Die Besprechung fand am 24. 2. von 12.15 Uhr bis 13.10 Uhr statt (Nachl. Pünder  Nr. 43, Bl. 238). Zur RT-Rede des REM s. RT-Bd. 445, S. 1163 –1173.

Staatssekretär Dr. Trendelenburg fürchtete, daß die Ermöglichung von Zollerhöhungen die Wirtschaft auf diesen an sich falschen Weg bringen werde.

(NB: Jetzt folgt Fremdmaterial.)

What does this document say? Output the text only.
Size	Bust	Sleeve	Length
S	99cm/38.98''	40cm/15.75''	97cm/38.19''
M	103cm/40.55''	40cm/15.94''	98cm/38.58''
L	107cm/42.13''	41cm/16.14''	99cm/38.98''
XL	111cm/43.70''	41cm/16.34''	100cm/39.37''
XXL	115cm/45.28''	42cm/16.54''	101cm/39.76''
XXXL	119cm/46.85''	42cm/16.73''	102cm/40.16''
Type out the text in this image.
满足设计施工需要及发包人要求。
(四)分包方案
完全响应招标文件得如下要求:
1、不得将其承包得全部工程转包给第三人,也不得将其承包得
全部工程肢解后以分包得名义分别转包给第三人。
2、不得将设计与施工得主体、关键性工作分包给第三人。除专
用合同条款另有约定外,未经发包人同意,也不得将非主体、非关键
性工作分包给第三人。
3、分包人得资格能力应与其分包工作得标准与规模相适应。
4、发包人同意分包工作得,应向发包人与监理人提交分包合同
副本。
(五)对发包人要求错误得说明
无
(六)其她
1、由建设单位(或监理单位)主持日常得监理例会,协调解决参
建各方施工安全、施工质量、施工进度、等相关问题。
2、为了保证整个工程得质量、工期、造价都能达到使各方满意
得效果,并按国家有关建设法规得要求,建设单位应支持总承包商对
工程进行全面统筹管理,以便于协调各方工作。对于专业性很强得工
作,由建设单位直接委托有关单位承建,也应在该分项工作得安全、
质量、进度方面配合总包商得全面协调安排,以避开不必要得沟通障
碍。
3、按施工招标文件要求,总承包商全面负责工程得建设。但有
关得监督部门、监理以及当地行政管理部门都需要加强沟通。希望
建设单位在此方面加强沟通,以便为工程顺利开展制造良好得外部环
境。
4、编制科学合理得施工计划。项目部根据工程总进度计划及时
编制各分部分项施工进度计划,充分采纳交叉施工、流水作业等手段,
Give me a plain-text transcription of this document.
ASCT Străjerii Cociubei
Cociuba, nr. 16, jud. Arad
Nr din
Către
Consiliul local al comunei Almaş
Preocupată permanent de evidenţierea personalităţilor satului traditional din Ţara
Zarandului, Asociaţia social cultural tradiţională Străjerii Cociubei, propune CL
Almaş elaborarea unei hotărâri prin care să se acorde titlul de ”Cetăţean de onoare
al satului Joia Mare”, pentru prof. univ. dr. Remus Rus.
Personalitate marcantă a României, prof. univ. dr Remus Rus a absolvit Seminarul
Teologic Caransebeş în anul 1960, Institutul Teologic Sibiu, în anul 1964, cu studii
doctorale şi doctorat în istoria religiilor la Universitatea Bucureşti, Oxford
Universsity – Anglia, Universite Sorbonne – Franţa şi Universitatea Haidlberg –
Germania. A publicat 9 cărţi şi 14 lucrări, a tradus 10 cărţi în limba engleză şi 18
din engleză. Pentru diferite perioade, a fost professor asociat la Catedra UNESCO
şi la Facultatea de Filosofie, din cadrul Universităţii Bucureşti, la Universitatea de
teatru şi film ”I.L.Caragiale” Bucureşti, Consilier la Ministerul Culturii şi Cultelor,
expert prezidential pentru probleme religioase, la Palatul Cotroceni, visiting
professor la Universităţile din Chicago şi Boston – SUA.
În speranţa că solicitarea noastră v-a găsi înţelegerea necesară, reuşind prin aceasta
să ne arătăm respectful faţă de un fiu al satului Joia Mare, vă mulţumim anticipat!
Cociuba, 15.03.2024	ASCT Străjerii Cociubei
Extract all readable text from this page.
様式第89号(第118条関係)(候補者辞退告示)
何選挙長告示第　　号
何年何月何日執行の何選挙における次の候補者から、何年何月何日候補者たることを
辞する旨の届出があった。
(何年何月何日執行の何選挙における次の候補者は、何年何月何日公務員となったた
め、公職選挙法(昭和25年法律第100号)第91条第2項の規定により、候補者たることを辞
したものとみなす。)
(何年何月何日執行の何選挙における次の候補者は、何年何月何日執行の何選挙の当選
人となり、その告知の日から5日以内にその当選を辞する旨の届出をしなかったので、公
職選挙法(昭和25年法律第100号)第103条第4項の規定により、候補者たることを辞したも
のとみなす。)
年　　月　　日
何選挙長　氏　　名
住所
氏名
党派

Der Reichsminister für Ernährung und Landwirtschaft führte weiter aus, daß er auf die Feststellung des Enquêteausschusses, die innere Verflechtung der deutschen Wirtschaft und die Notwendigkeit einer Ordnung des Binnenmarktes eingehen werde6. Er werde an die Worte des Reichsministers des Auswärtigen erinnern, der auf die Notwendigkeit hingewiesen habe, die Ausfuhr zu steigern und die Einfuhr zu verringern7.

6

S. RT-Bd. 445, S. 1164 . Vgl. dazu: „Ausschuß zur Untersuchung der Erzeugungs- und Absatzbedingungen der deutschen Wirtschaft“ (Hrsg), Die innere Verflechtung der deutschen Wirtschaft […] I. Unterausschuß, 2. Arbeitsgruppe, 2. Bd. (1930), S. 273.

7

S. RT-Bd. 445, S. 1164 .

[912] Das Reichsministerium war sich darüber einig, daß die Zwischenzölle für Speck und Schmalz aufgehoben werden. Die Reichsregierung wird den Zeitpunkt der Aufhebung bestimmen8.

8

Vgl. den bereits vorliegenden Kabinettsbeschluß vom 25.10.30, Dok. Nr. 149, P. 2.

Wegen des kleinen Grenzverkehrs wird der Reichsminister für Ernährung und Landwirtschaft in seiner Rede nur allgemein mitteilen, daß Übelstände durch Verhandlungen möglichst bald beseitigt werden sollen. Die Einzelmaßnahmen für die Landwirtschaft sollen von der Lösung des Problems des Genossenschaftswesens und der Durchführung des Gesamtplans für die Landwirtschaft abhängig gemacht werden. Den Handelspolitischen Ausschuß des Reichstags mit der Aufhebung der Zwischenzölle für Speck zu befassen, sei nur während der Session des Reichstags möglich, da nachher nur der Auswärtige Ausschuß und der Überwachungsausschuß zusammentreten können9.

9

Zur parlamentarischen Beratung der Agrarvorlage s. Dok. Nr. 260 und Dok. Nr. 264.